The crawler needs to do a breadth-first crawl: start with one URL, fetch the page, discover new links, check those, discover more links, and so on. The work is dynamic — you don't know the full URL list upfront.

asyncio.Queue combined with asyncio.TaskGroup gives you a clean worker pool pattern. From crawler.py:

async def run(self) -> CrawlReport:
    self.visited.add(self.start_url)
    await self.queue.put(CrawlURL(self.start_url, source_url=None, depth=0, is_internal=True))

    async with aiohttp.ClientSession(connector=aiohttp.TCPConnector(limit=20)) as session:
        async with asyncio.TaskGroup() as task_group:
            workers = []
            for i in range(self.num_workers):
                task = task_group.create_task(self._worker(i, session))
                workers.append(task)

            await self.queue.join()
            for task in workers:
                task.cancel()
    return self.report

Each worker runs a simple loop — pull a URL, process it, mark it done:

async def _worker(self, worker_id, session):
    while True:
        crawl_url = await self.queue.get()
        try:
            if crawl_url.is_internal:
                result = await self._process_internal(session, crawl_url)
            else:
                result = await self._process_external(session, crawl_url)
            self.report.add_result(result)
        except asyncio.CancelledError:
            raise
        except Exception as e:
            logger.error(f"worker {worker_id} error on {crawl_url.url}: {e}")
        finally:
            self.queue.task_done()

Here's how the pieces fit together:

flowchart LR
    Q[asyncio.Queue] -->|get| W1[Worker 1]
    Q -->|get| W2[Worker 2]
    Q -->|get| W3[Worker N]
    W1 -->|new links| Q
    W2 -->|new links| Q
    W3 -->|new links| Q
    W1 -->|results| R[CrawlReport]
    W2 -->|results| R
    W3 -->|results| R

queue.join() must be inside the TaskGroup

queue.join() blocks until every item has had task_done() called.
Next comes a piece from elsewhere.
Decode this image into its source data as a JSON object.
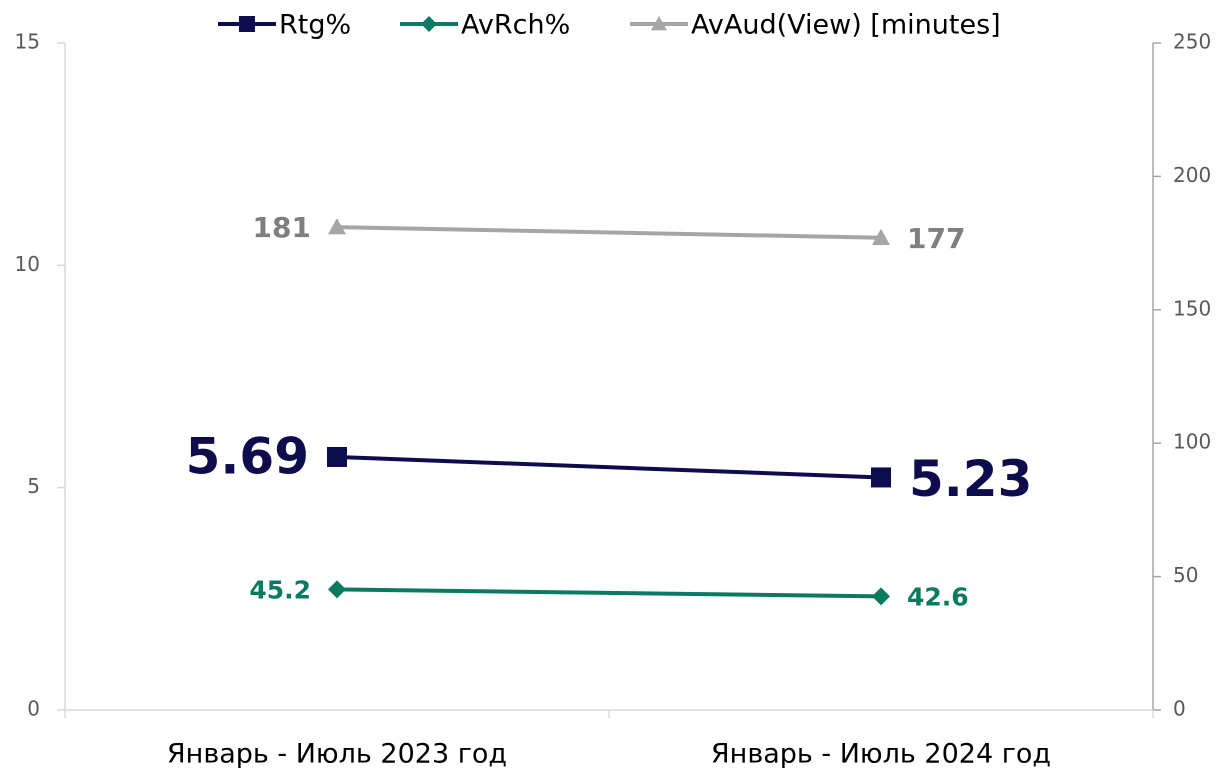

If you put the join after the TaskGroup block, the TaskGroup would wait for workers to finish first — but workers loop forever with while True, so they never finish. The join must be inside the TaskGroup so it can cancel workers once the queue drains.
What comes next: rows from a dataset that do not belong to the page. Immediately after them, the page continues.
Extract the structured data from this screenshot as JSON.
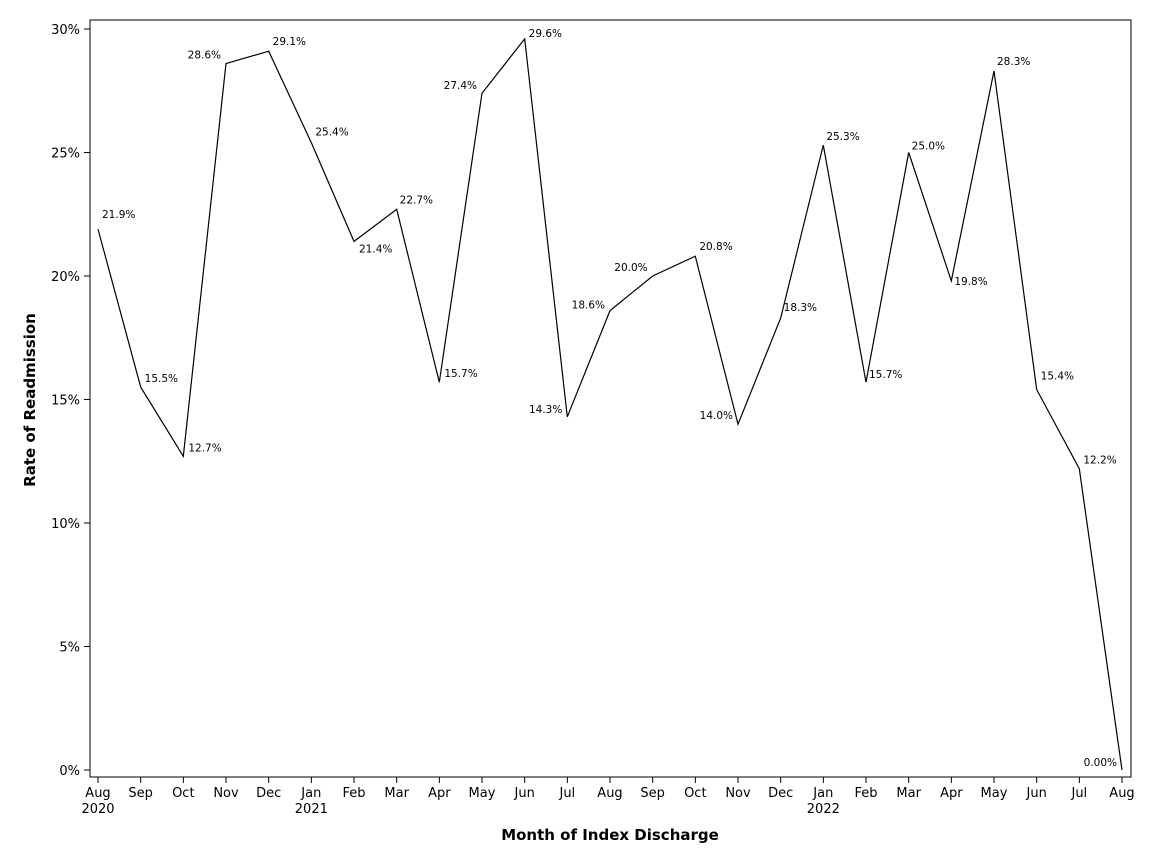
{
  "chart_data": {
    "type": "line",
    "title": "",
    "xlabel": "Month of Index Discharge",
    "ylabel": "Rate of Readmission",
    "ylim": [
      0,
      30
    ],
    "grid": false,
    "legend": "none",
    "line_color": "#000000",
    "x": [
      "2020-08",
      "2020-09",
      "2020-10",
      "2020-11",
      "2020-12",
      "2021-01",
      "2021-02",
      "2021-03",
      "2021-04",
      "2021-05",
      "2021-06",
      "2021-07",
      "2021-08",
      "2021-09",
      "2021-10",
      "2021-11",
      "2021-12",
      "2022-01",
      "2022-02",
      "2022-03",
      "2022-04",
      "2022-05",
      "2022-06",
      "2022-07",
      "2022-08"
    ],
    "x_tick_labels": [
      {
        "month": "Aug",
        "year": "2020"
      },
      {
        "month": "Sep",
        "year": ""
      },
      {
        "month": "Oct",
        "year": ""
      },
      {
        "month": "Nov",
        "year": ""
      },
      {
        "month": "Dec",
        "year": ""
      },
      {
        "month": "Jan",
        "year": "2021"
      },
      {
        "month": "Feb",
        "year": ""
      },
      {
        "month": "Mar",
        "year": ""
      },
      {
        "month": "Apr",
        "year": ""
      },
      {
        "month": "May",
        "year": ""
      },
      {
        "month": "Jun",
        "year": ""
      },
      {
        "month": "Jul",
        "year": ""
      },
      {
        "month": "Aug",
        "year": ""
      },
      {
        "month": "Sep",
        "year": ""
      },
      {
        "month": "Oct",
        "year": ""
      },
      {
        "month": "Nov",
        "year": ""
      },
      {
        "month": "Dec",
        "year": ""
      },
      {
        "month": "Jan",
        "year": "2022"
      },
      {
        "month": "Feb",
        "year": ""
      },
      {
        "month": "Mar",
        "year": ""
      },
      {
        "month": "Apr",
        "year": ""
      },
      {
        "month": "May",
        "year": ""
      },
      {
        "month": "Jun",
        "year": ""
      },
      {
        "month": "Jul",
        "year": ""
      },
      {
        "month": "Aug",
        "year": ""
      }
    ],
    "y_ticks": [
      0,
      5,
      10,
      15,
      20,
      25,
      30
    ],
    "y_tick_labels": [
      "0%",
      "5%",
      "10%",
      "15%",
      "20%",
      "25%",
      "30%"
    ],
    "values": [
      21.9,
      15.5,
      12.7,
      28.6,
      29.1,
      25.4,
      21.4,
      22.7,
      15.7,
      27.4,
      29.6,
      14.3,
      18.6,
      20.0,
      20.8,
      14.0,
      18.3,
      25.3,
      15.7,
      25.0,
      19.8,
      28.3,
      15.4,
      12.2,
      0.0
    ],
    "data_labels": [
      "21.9%",
      "15.5%",
      "12.7%",
      "28.6%",
      "29.1%",
      "25.4%",
      "21.4%",
      "22.7%",
      "15.7%",
      "27.4%",
      "29.6%",
      "14.3%",
      "18.6%",
      "20.0%",
      "20.8%",
      "14.0%",
      "18.3%",
      "25.3%",
      "15.7%",
      "25.0%",
      "19.8%",
      "28.3%",
      "15.4%",
      "12.2%",
      "0.00%"
    ]
  }
}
No lock needed for the visited set

The _enqueue_if_new method checks if url in self.visited and then does self.visited.add(url). This looks like a race condition, but it's not — asyncio is single-threaded, and there's no await between the check and the add. The coroutine can't be preempted in that window.
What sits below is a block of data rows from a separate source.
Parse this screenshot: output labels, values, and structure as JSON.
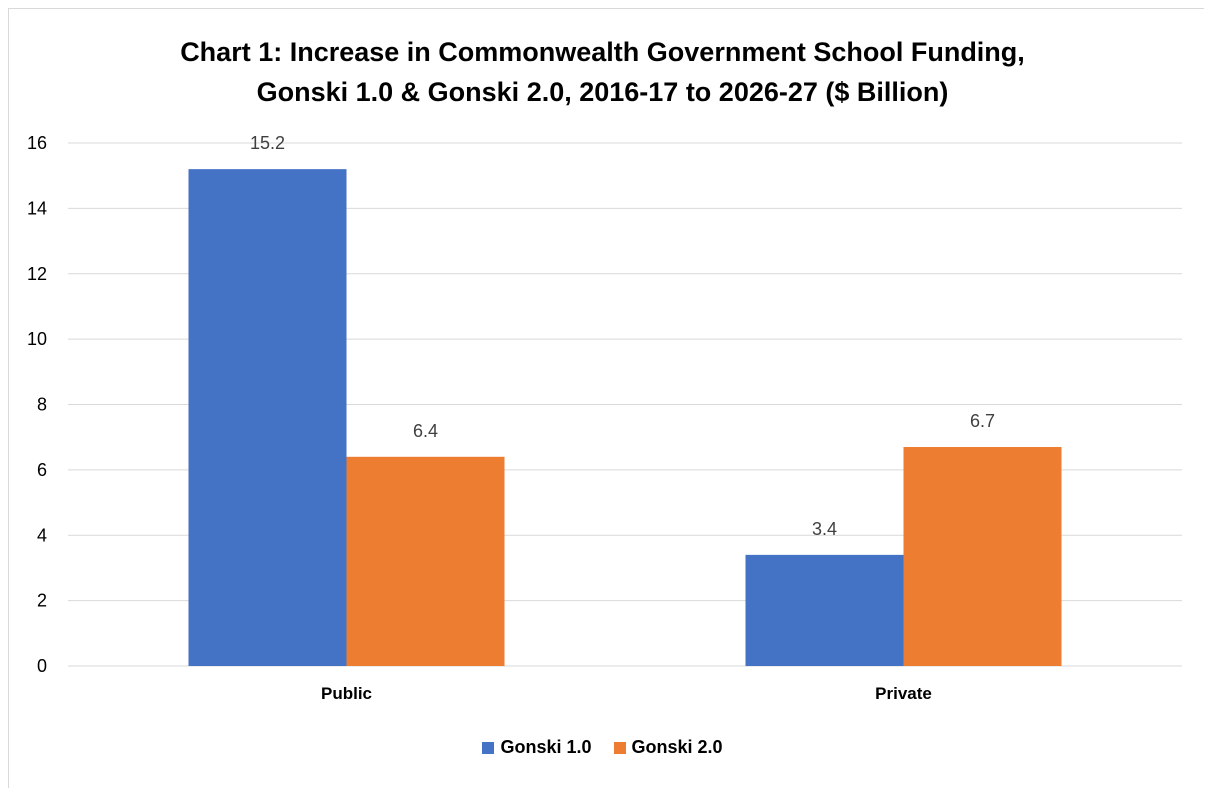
{
  "chart_data": {
    "type": "bar",
    "title_line1": "Chart 1: Increase in Commonwealth Government School Funding,",
    "title_line2": "Gonski 1.0 & Gonski 2.0, 2016-17 to 2026-27 ($ Billion)",
    "categories": [
      "Public",
      "Private"
    ],
    "series": [
      {
        "name": "Gonski 1.0",
        "values": [
          15.2,
          3.4
        ],
        "color": "#4472C4"
      },
      {
        "name": "Gonski 2.0",
        "values": [
          6.4,
          6.7
        ],
        "color": "#ED7D31"
      }
    ],
    "ylim": [
      0,
      16
    ],
    "yticks": [
      0,
      2,
      4,
      6,
      8,
      10,
      12,
      14,
      16
    ],
    "grid": true,
    "legend_position": "bottom"
  }
}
Pattern 3: Graceful shutdown with partial results

When you Ctrl+C a crawl that's checked 50 out of 300 URLs, you still want to see what was found so far. The signal handler and CancelledError catch in __main__.py make this work:

async def async_main(args):
    loop = asyncio.get_running_loop()
    current_task = asyncio.current_task()
    if current_task:
        for sig in (signal.SIGINT, signal.SIGTERM):
            loop.add_signal_handler(sig, current_task.cancel)

    try:
        link_checker = LinkChecker(start_url=args.url, ...)
        report = await link_checker.run()
        print_report(report)
    except (asyncio.CancelledError, KeyboardInterrupt):
        logger.info("Operation was canceled")
        print_report(link_checker.report)

The signal handler calls current_task.cancel(), which raises CancelledError at whatever await is currently active inside link_checker.run(). The local variable report is never assigned — but that doesn't matter.

Results accumulate on the instance

As workers process URLs, they call self.report.add_result(result) one at a time. The CrawlReport instance on link_checker always has the latest partial results. In the except block, link_checker.report gives you everything collected before the cancellation. If you tried to use the local report variable, you'd get a NameError.

Wrapping up

These three patterns — semaphore for rate limiting, queue + TaskGroup for dynamic work distribution, and signal-based graceful shutdown — cover a lot of ground for I/O-bound async Python. They're not specific to link checking; any project that fans out to many network calls can use the same building blocks.

The full source is at github.com/dsdesign-dev/link_checker_async.